Since the same motion as 5a and 26b is given,
The above-mentioned tendencies are canceled out and give a constant tension to the wire W.

Then, the wire W goes from the wire sending means 10 to the cutting head 14 under such constant tension, cuts the workpiece G, and returns to the wire winding means 11, and during this time! II? Translated shipping is guaranteed.

In addition, in the above embodiment, for convenience of explanation, the reciprocating line providing means 1
Regarding 3, the case of one roll unit) 131 is shown, but in an actual machine, multiple roll units are connected in parallel in order to shorten the reciprocating stroke of the slider block 131 to roll unit 130 or increase the wire speed. It is preferable to provide the wheel units 26 in an expanded manner, and in this case, the corresponding number of wheel units 26 will naturally be provided.

〔Effect of the invention〕

The wire saw machine of the present invention uses a pair of roller units whose distance between spindles is fixed and which moves perpendicularly to each of the outgoing and incoming wire travel paths to increase and decrease the loops in the outgoing and incoming paths to impart reciprocation to the wire. Since there is no difference in the increase or decrease of the loop between the outward and return trips, the wire W
There is no variation in the tension of the loop, and even when a plurality of loops are formed, the difference in increase or decrease of the loops is not amplified. Therefore, inconvenient situations such as wire breakage are extremely unlikely to occur, and the effects are extremely large, such as stabilizing operation and eliminating scrapping of workpieces due to wire breakage.

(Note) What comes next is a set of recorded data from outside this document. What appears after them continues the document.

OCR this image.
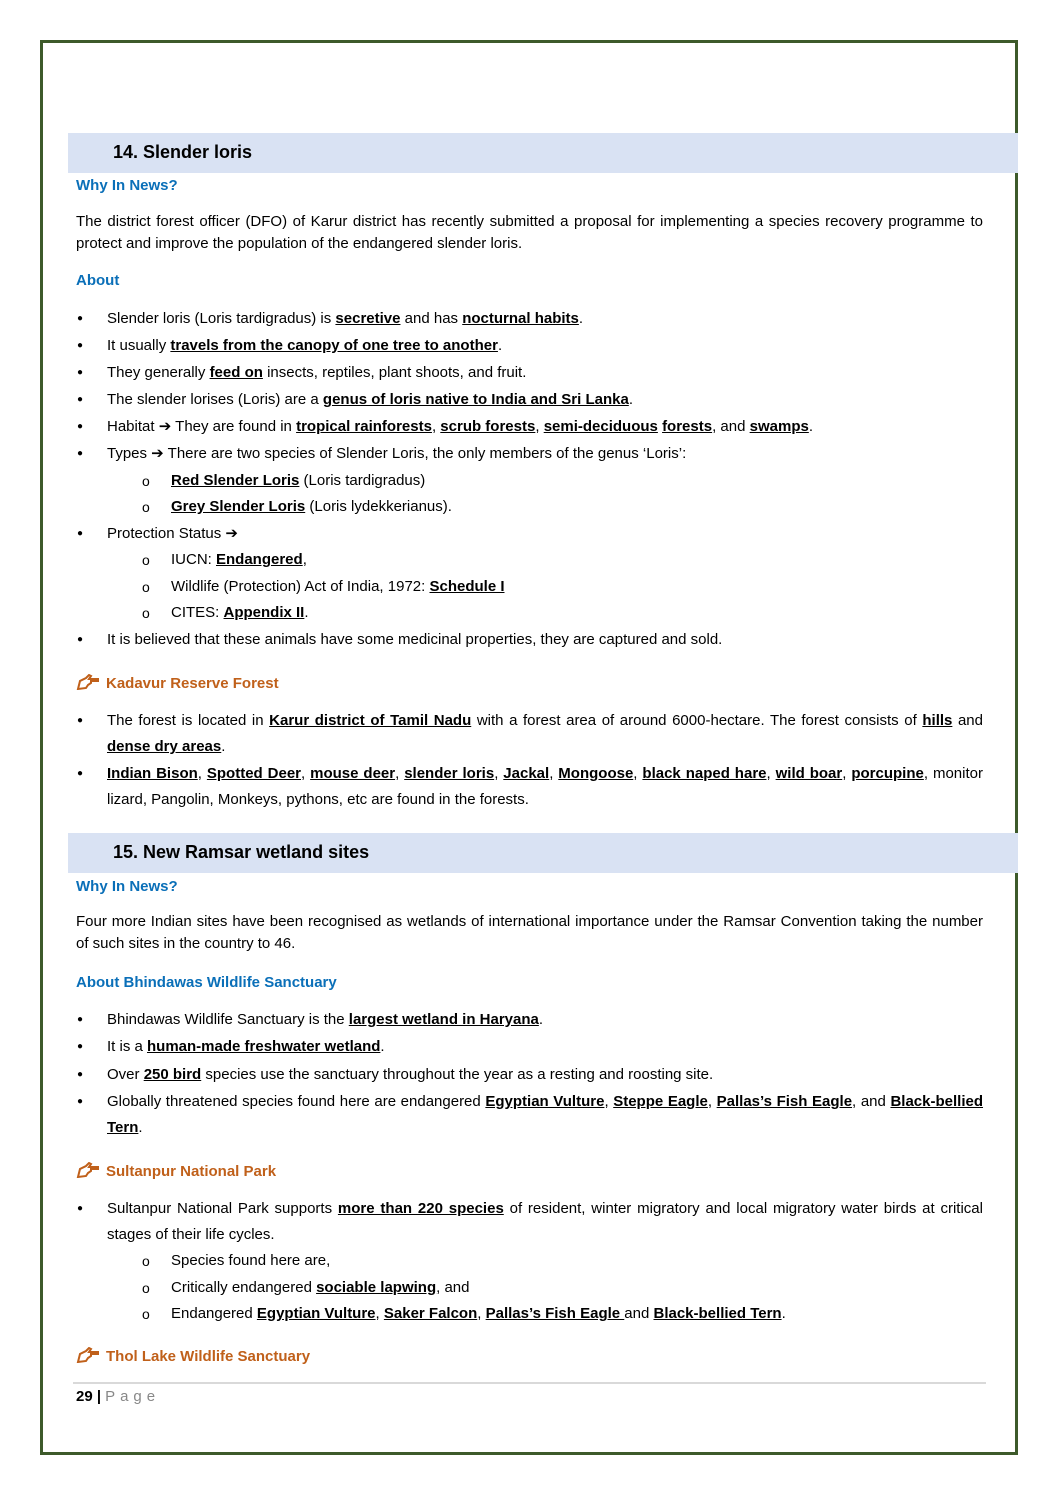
14. Slender loris
Why In News?
The district forest officer (DFO) of Karur district has recently submitted a proposal for implementing a species recovery programme to protect and improve the population of the endangered slender loris.
About
● Slender loris (Loris tardigradus) is secretive and has nocturnal habits.
● It usually travels from the canopy of one tree to another.
● They generally feed on insects, reptiles, plant shoots, and fruit.
● The slender lorises (Loris) are a genus of loris native to India and Sri Lanka.
● Habitat ➔ They are found in tropical rainforests, scrub forests, semi-deciduous forests, and swamps.
● Types ➔ There are two species of Slender Loris, the only members of the genus ‘Loris’:
o Red Slender Loris (Loris tardigradus)
o Grey Slender Loris (Loris lydekkerianus).
● Protection Status ➔
o IUCN: Endangered,
o Wildlife (Protection) Act of India, 1972: Schedule I
o CITES: Appendix II.
● It is believed that these animals have some medicinal properties, they are captured and sold.
Kadavur Reserve Forest
● The forest is located in Karur district of Tamil Nadu with a forest area of around 6000-hectare. The forest consists of hills and dense dry areas.
● Indian Bison, Spotted Deer, mouse deer, slender loris, Jackal, Mongoose, black naped hare, wild boar, porcupine, monitor lizard, Pangolin, Monkeys, pythons, etc are found in the forests.
15. New Ramsar wetland sites
Why In News?
Four more Indian sites have been recognised as wetlands of international importance under the Ramsar Convention taking the number of such sites in the country to 46.
About Bhindawas Wildlife Sanctuary
● Bhindawas Wildlife Sanctuary is the largest wetland in Haryana.
● It is a human-made freshwater wetland.
● Over 250 bird species use the sanctuary throughout the year as a resting and roosting site.
● Globally threatened species found here are endangered Egyptian Vulture, Steppe Eagle, Pallas’s Fish Eagle, and Black-bellied Tern.
Sultanpur National Park
● Sultanpur National Park supports more than 220 species of resident, winter migratory and local migratory water birds at critical stages of their life cycles.
o Species found here are,
o Critically endangered sociable lapwing, and
o Endangered Egyptian Vulture, Saker Falcon, Pallas’s Fish Eagle and Black-bellied Tern.
Thol Lake Wildlife Sanctuary
29 | Page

[Brief explanation of the drawing]

FIG. 1 is a perspective view showing the basic structure of a wire saw machine according to an embodiment of the present invention, and FIG. 2 is a perspective view showing an example of a conventional wire saw machine. In the figure, r: wire running system, ■: drive system, 10: wire sending means, 11: wire winding means, 12: dancer roller mechanism, 13: reciprocating line providing means, 14: cutting head, 2
0-22: Pulley, 23: Timing belt, 24: Clutch, 25: Wheel, 26: Wheel unit, 2
7.28: Wheel, 29: Chain, 30: Crank mechanism, M: Drive machine, 3: Shaft, 130: Roller unit, 131 F slider block. Figure 2 Procedural amendment words and deeds) May 2, 1988 Patent Application No. 32211 2, Name of invention Wire saw machine 3, Relationship with the person making the amendment Case Patent applicant address 1 Higashihama-cho, Amagasaki City, Hyogo Prefecture Address name Osaka Titanium Manufacturing Co., Ltd. Representative Toshio Ikeshima 'and 1 other person) 4, Agent 5, Date of amendment order 6, "Detailed description of the invention" column 7 of the specification subject to amendment, Contents of amendment (1) Insert 13, "Detailed Description of the Invention" between lines 2 and 3 on page 2 of the specification.

Claims (1)

[Claims] (1) Wire (
W) is transferred to the cutting head (14) via the reciprocating row applying means (13).
), and returns to the wire winding means (11) via the reciprocating line applying means (13) again,
The wire outgoing path from the wire sending means (10) to the cutting head (14) and the wire outgoing path from the cutting head (14) to the wire winding means (11) are arranged in parallel at least in the reciprocating line providing means (13). , the reciprocating line providing means (13) includes a slider block (131) that is capable of reciprocating in a direction perpendicular to the wire running path, and a slider block (131) that is provided on the slider block (131) and provides a wire (
A drive mechanism (M_2) for generating reciprocating motion of the roller unit (130a) (130b) that provides loops (La) (Lb) in opposite directions to W) and the slider block (131)
A wire saw machine comprising: and (30).